Bu potansiyel iş modelinin, Amazon Web Services (AWS) gibi mevcut bulut platformlarına benzer şekilde çalışması planlanıyor. İçeride yürütülen bu görüşmelerin, 2023 yılında şirketten ayrılan Michael Abbott liderliğinde yapıldığı belirtiliyor. Abbott'un ayrılığı, sürecin hızını bir miktar düşürmüş olsa da, 2024'ün ilk yarısında da bu yöndeki tartışmaların devam ettiği ancak somut bir ilerleme kaydedildiğine dair henüz resmi bir açıklama olmadığı öğrenildi.
Apple'ın kendi bulut hizmetlerini sunması durumunda en büyük farklardan biri, şirketin kendi geliştirdiği güçlü silikon işlemcilerini kullanacak olması. Daha önce de gündeme gelen bu iddialar, Apple'ın TSMC'nin ikinci nesil 3nm sürecini kullanan özel sunucu çipleri geliştirdiğini ve bu çiplerin seri üretiminin 2025'te başlayabileceğini işaret ediyor. Özellikle bu yıl tanıtılması beklenen M5 çipinin ve TSMC'nin SoIC (System-on-Integrated-Chips) paketleme teknolojisinin sunucu kullanımı için mükemmel bir uyum sağlayarak inanılmaz performans ve verimlilik sunabileceği düşünülüyor. Bu sayede Apple, geliştiriciler için kendi donanımını dağıtmak konusunda hem maliyet avantajı yakalayacak hem de milyarlarca dolar tasarruf sağlayabilecek.

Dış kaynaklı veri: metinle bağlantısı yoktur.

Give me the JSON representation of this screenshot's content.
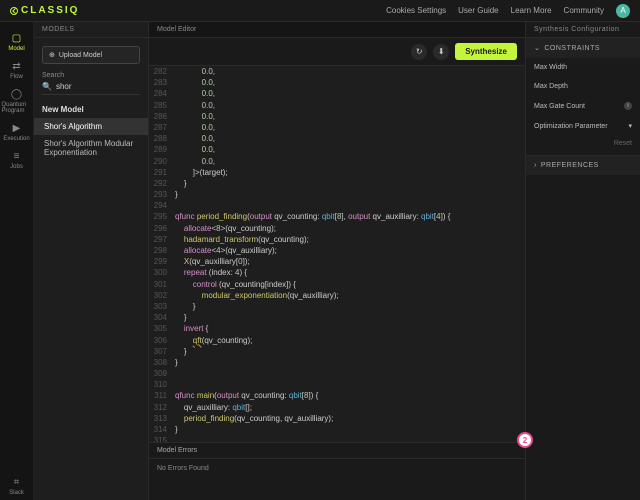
{
  "brand": "CLASSIQ",
  "top_links": [
    "Cookies Settings",
    "User Guide",
    "Learn More",
    "Community"
  ],
  "avatar_initial": "A",
  "leftnav": [
    {
      "icon": "▢",
      "label": "Model",
      "active": true
    },
    {
      "icon": "⇄",
      "label": "Flow"
    },
    {
      "icon": "◯",
      "label": "Quantum Program"
    },
    {
      "icon": "▶",
      "label": "Execution"
    },
    {
      "icon": "≡",
      "label": "Jobs"
    }
  ],
  "leftnav_bottom": {
    "icon": "⌗",
    "label": "Slack"
  },
  "models": {
    "header": "MODELS",
    "upload": "Upload Model",
    "search_label": "Search",
    "search_value": "shor",
    "section": "New Model",
    "items": [
      {
        "label": "Shor's Algorithm",
        "active": true
      },
      {
        "label": "Shor's Algorithm Modular Exponentiation",
        "active": false
      }
    ]
  },
  "editor": {
    "header": "Model Editor",
    "synthesize": "Synthesize",
    "code": [
      {
        "n": 282,
        "t": "            0.0,"
      },
      {
        "n": 283,
        "t": "            0.0,"
      },
      {
        "n": 284,
        "t": "            0.0,"
      },
      {
        "n": 285,
        "t": "            0.0,"
      },
      {
        "n": 286,
        "t": "            0.0,"
      },
      {
        "n": 287,
        "t": "            0.0,"
      },
      {
        "n": 288,
        "t": "            0.0,"
      },
      {
        "n": 289,
        "t": "            0.0,"
      },
      {
        "n": 290,
        "t": "            0.0,"
      },
      {
        "n": 291,
        "t": "        ]>(target);"
      },
      {
        "n": 292,
        "t": "    }"
      },
      {
        "n": 293,
        "t": "}"
      },
      {
        "n": 294,
        "t": ""
      },
      {
        "n": 295,
        "t": "qfunc period_finding(output qv_counting: qbit[8], output qv_auxilliary: qbit[4]) {",
        "hl": true
      },
      {
        "n": 296,
        "t": "    allocate<8>(qv_counting);"
      },
      {
        "n": 297,
        "t": "    hadamard_transform(qv_counting);"
      },
      {
        "n": 298,
        "t": "    allocate<4>(qv_auxilliary);"
      },
      {
        "n": 299,
        "t": "    X(qv_auxilliary[0]);"
      },
      {
        "n": 300,
        "t": "    repeat (index: 4) {"
      },
      {
        "n": 301,
        "t": "        control (qv_counting[index]) {"
      },
      {
        "n": 302,
        "t": "            modular_exponentiation<index>(qv_auxilliary);"
      },
      {
        "n": 303,
        "t": "        }"
      },
      {
        "n": 304,
        "t": "    }"
      },
      {
        "n": 305,
        "t": "    invert {"
      },
      {
        "n": 306,
        "t": "        qft(qv_counting);",
        "warn": true
      },
      {
        "n": 307,
        "t": "    }"
      },
      {
        "n": 308,
        "t": "}"
      },
      {
        "n": 309,
        "t": ""
      },
      {
        "n": 310,
        "t": ""
      },
      {
        "n": 311,
        "t": "qfunc main(output qv_counting: qbit[8]) {",
        "hl": true
      },
      {
        "n": 312,
        "t": "    qv_auxilliary: qbit[];"
      },
      {
        "n": 313,
        "t": "    period_finding(qv_counting, qv_auxilliary);"
      },
      {
        "n": 314,
        "t": "}"
      },
      {
        "n": 315,
        "t": ""
      }
    ],
    "errors_header": "Model Errors",
    "errors_body": "No Errors Found"
  },
  "config": {
    "header": "Synthesis Configuration",
    "constraints": "CONSTRAINTS",
    "fields": [
      "Max Width",
      "Max Depth",
      "Max Gate Count",
      "Optimization Parameter"
    ],
    "reset": "Reset",
    "preferences": "PREFERENCES"
  },
  "fab": "2"
}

Örneğin, Apple'ın sadece yapay zeka modellerini eğitmek için bile Amazon ve Google gibi şirketlerin bulut hizmetlerine yıllık yaklaşık 7 milyar dolar harcadığı belirtiliyor. Google Cloud'un 2024 itibarıyla Alphabet'in toplam gelirinin yüzde 12'sini oluşturarak 43.2 milyar dolar gibi etkileyici bir gelir getirdiğini düşündüğümüzde, Apple'ın bu devasa pazardan kendi payına düşeni almak istemesi son derece mantıklı görünüyor. Şirketin bu bağımlılığı azaltarak kendi yolunu çizmesi büyük bir adım olacak. Ancak, Apple'ın ilk bulut sunucularını ne zaman faaliyete geçireceği belirsizliğini koruyor. Gelişmeler için Teknoscope olarak biz de merakla bekleyişimizi sürdüreceğiz.